I want a painting to have a form, a mass, a substance of the essential and mysterious beyond the formal matters of light and color. I want it to resonate with the idea of a place, thing or a history. To this end a painting is largely an act of intuition. The way a mark is made and how it builds the image is itself a response and as important as the final image. This creates a tension between abstract and representation, and leaves room for the viewer to themselves react and participate. This is part of the basic urge to scribble something, to shape the world, and to scrutinize and try to understand that world. This is an old idea of the magic that can be art. This is the painting of my heroes – DeKooning, Degas, Rembrandt, Wyeth.

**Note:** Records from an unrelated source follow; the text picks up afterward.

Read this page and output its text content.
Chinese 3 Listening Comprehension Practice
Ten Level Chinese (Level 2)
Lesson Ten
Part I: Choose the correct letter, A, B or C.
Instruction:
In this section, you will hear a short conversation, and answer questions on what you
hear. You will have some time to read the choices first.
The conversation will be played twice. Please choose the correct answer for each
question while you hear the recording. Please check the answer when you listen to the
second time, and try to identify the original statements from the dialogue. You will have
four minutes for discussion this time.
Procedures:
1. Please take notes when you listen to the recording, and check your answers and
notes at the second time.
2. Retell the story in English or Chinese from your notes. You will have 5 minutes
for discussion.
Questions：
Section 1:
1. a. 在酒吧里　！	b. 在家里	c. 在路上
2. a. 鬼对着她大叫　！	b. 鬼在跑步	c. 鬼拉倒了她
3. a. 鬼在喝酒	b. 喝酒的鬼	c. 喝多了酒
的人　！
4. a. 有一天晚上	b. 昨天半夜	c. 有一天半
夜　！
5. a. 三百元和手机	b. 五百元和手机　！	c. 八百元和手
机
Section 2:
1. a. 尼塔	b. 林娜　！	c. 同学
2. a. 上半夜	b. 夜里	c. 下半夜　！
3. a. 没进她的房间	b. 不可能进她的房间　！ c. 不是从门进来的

It is also the intensity and curiosity of being human. We are creatures of the landscape, of flesh, of our own personal and shared histories. However nuanced the final products, these root ideas are the start of my paintings.

The question most asked is, “Why meat?” The glib answer is “you can only paint so many pears.” The longer answer is that a piece of meat can be stunning and intriguing. We have a much more complicated reaction to a portion of lamb than we do to that pear. We are ourselves, after all, meat. We’ve built cultures around the animal as part of the family meal. But no matter that history, no matter how intricate the shapes and colors of the bone, muscle, fat and gristle, we are keenly aware that is part of a once living thing. It’s beautiful, desirable, and it’s unclean.

The figurative works, in contrast, are the slowest to crystalize. Most are explorations of my family history based on old film footage from the 40’s and 50’s. Within those old frames, transformed by time into a smear of peculiar blues, blacks and whites, there are little moments that seem to say more than they originally captured. Starting there, the details lost to time, I find something new. But, built of the stories and roots of my life, they are more than inventions.

The landscape is that space where horizons and man intersect. Growing up in Wyeth country, I wandered through woods and cow fields and old battlefields. I still find the rural space, where nature and man meet most compelling. How a barn sits in a field, the blunt realities of its existence, the stories it contains. It’s a question.